Pep did as she was directed, and Tom held the camera as low to the ground as he could get. “Nice,” he said, once Pep, stretching to her full height, stood inside the structure.
“Do you think that Dad made this?” Mad asked Rube, who considered it.
“I think that’s very possible,” he admitted. “This might be his new thing, building strange structures in unpopulated landscapes. Sure. Why not?”
The work with the wood—the bend of it so that it looked like the skeleton of a dinosaur, to make sure it was a perfectly octagonal space inside the structure—it felt to Mad like the work her father did on the farm, to be both precise and wild at the same time.
“Okay, we’d better keep hiking,” Rube said. “Tom, do you wanna go first this time with your camera?”
“Yeah!” Tom said, running swiftly down the wooden stairs, disappearing into the earth. Pep followed, then Mad, and Rube took up the rear.
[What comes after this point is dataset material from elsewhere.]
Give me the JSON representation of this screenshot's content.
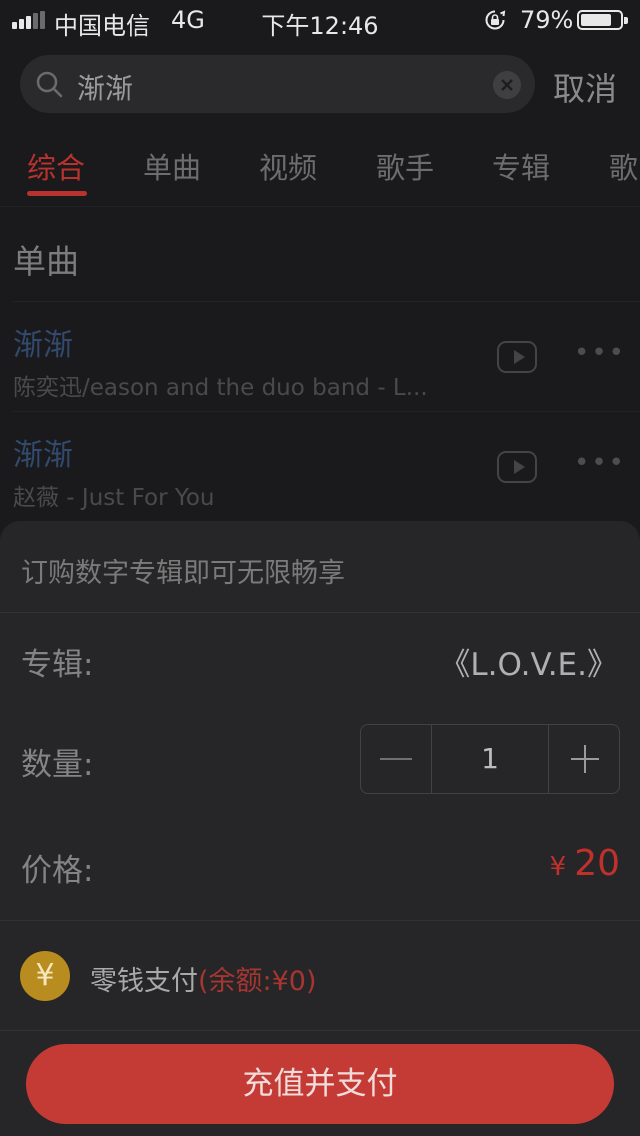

Mad closed her eyes, tried to make her way through the tunnel by touch, the soft scraping sound of her feet on the slightly damp earth, the way slats of light played upon her eyelids. When she finally made it to the opening, she walked out into the wilderness again and opened her eyes, only to see Pep and Tom standing stock-still, Tom’s camera held limp at his side. She looked up, and she saw their father.
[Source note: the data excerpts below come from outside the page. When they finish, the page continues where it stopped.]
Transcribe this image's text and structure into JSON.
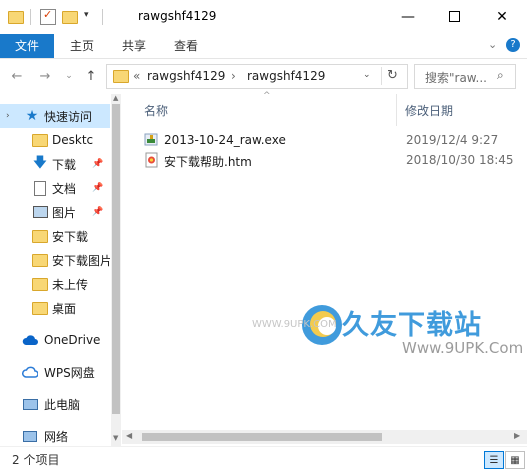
{
  "window": {
    "title": "rawgshf4129"
  },
  "ribbon": {
    "tabs": [
      "文件",
      "主页",
      "共享",
      "查看"
    ]
  },
  "address": {
    "overflow": "«",
    "segments": [
      "rawgshf4129",
      "rawgshf4129"
    ]
  },
  "search": {
    "placeholder": "搜索\"raw..."
  },
  "sidebar": {
    "items": [
      {
        "label": "快速访问"
      },
      {
        "label": "Desktc"
      },
      {
        "label": "下载"
      },
      {
        "label": "文档"
      },
      {
        "label": "图片"
      },
      {
        "label": "安下载"
      },
      {
        "label": "安下载图片"
      },
      {
        "label": "未上传"
      },
      {
        "label": "桌面"
      },
      {
        "label": "OneDrive"
      },
      {
        "label": "WPS网盘"
      },
      {
        "label": "此电脑"
      },
      {
        "label": "网络"
      }
    ]
  },
  "columns": {
    "name": "名称",
    "modified": "修改日期"
  },
  "files": [
    {
      "name": "2013-10-24_raw.exe",
      "date": "2019/12/4 9:27",
      "icon": "exe-installer-icon"
    },
    {
      "name": "安下载帮助.htm",
      "date": "2018/10/30 18:45",
      "icon": "htm-file-icon"
    }
  ],
  "watermark": {
    "title": "久友下载站",
    "url": "Www.9UPK.Com",
    "left": "WWW.9UPK.COM"
  },
  "status": {
    "count": "2 个项目"
  },
  "colors": {
    "accent": "#1979ca",
    "selection": "#cce8ff",
    "folder": "#f8d775"
  }
}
His hair was shockingly white and came down to his shoulders, and he had a beard, his face tan and weathered, but it was unmistakably him. He was wearing a pair of cargo shorts and a ratty blue T-shirt.
“Kids?” their dad said.
“Dad,” Tom said.
“It’s us,” Pep admitted.
Rube touched Mad’s shoulder, holding her back. And then Mad noticed the backpack their father was wearing, the pack sitting high above his shoulders. And inside the pack was a toddler, a little boy, who was regarding them with utter indifference. Their brother, she imagined. They were together at last, for the first time.
“Hello, kids,” their father said.
Mad took a breath and realized how easily her lungs pulled air into her chest. She was ready for this. She would not mess it up. She had found her father. He wouldn’t get away from her again, no matter how hard he tried.